Peasant uprising in Henan, China

The Spirit Soldier rebellion of 1959 was an anti-Communist peasant uprising at Sizhuang County, Henan. One of several rebellions which occurred in Henan due to the catastrophic Great Leap Forward implemented by the Chinese government, it lasted for twenty days in February 1959 and was one of the largest rural rebellions in China during the 1950s.

== Background ==

Central China has a long history of both peasant uprisings as well as secret societies. In the 1920s and 1930s uprisings took place in Hubei, Sichuan, Henan, and Guizhou, during which peasant rebels organized as part of a large, decentralized Spirit Soldier movement that taught its members that they could become invulnerable by undergoing secret rituals.

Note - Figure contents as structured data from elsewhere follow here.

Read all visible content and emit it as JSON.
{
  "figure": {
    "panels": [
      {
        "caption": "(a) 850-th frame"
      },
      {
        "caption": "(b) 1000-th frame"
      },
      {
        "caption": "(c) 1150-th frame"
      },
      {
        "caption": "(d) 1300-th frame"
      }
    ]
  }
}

From 1958, the Chinese Communist Party (CCP) under Chairman Mao Zedong launched the Great Leap Forward causing a great crisis in many rural areas of China. The Great Chinese Famine erupted, killing millions, while the starving peasants were not allowed to leave their villages and fields. Despite the catastrophic conditions, people opposed to the Communist policies generally struggled to organize any proper opposition, as the Communist government maintained a strong hold on the country and suppressed most grassroots challenges. Regardless, desperate peasants began to organize low-level resistance. In many cases "redemptive societies" were involved; these were often secret societies or salvationist religions. Some of these groups went beyond spiritual and passive resistance, and actually attempted uprisings. While numerous resistance groups and rebellions broke out, most of these remained small in scale.

== Rebellion ==
Armed resistance in Henan began in 1959 with cases of banditry, as members of the militia deserted, stole weapons, set up roadblocks and tried to intercept food transports. According to researcher S.A. Smith, the Spirit Soldier rebellion of 1959 was one of the few open rebellions that were "by no means trivial". A secret society known as "Regiment of Spirit Soldiers" (Shenbingtuan) initially gathered about 1,200 followers from several Chinese provinces such as Hubei, Sichuan, and Shaanxi. This substantial force then moved into Henan, where it attacked government offices in Sizhuang County on 2 February 1959. Chinese security forces needed twenty days to put down the uprising.

== Aftermath ==
Unrest continued in central China and other regions during 1959 and 1960, but never came close to threatening the power of the Chinese Communist Party.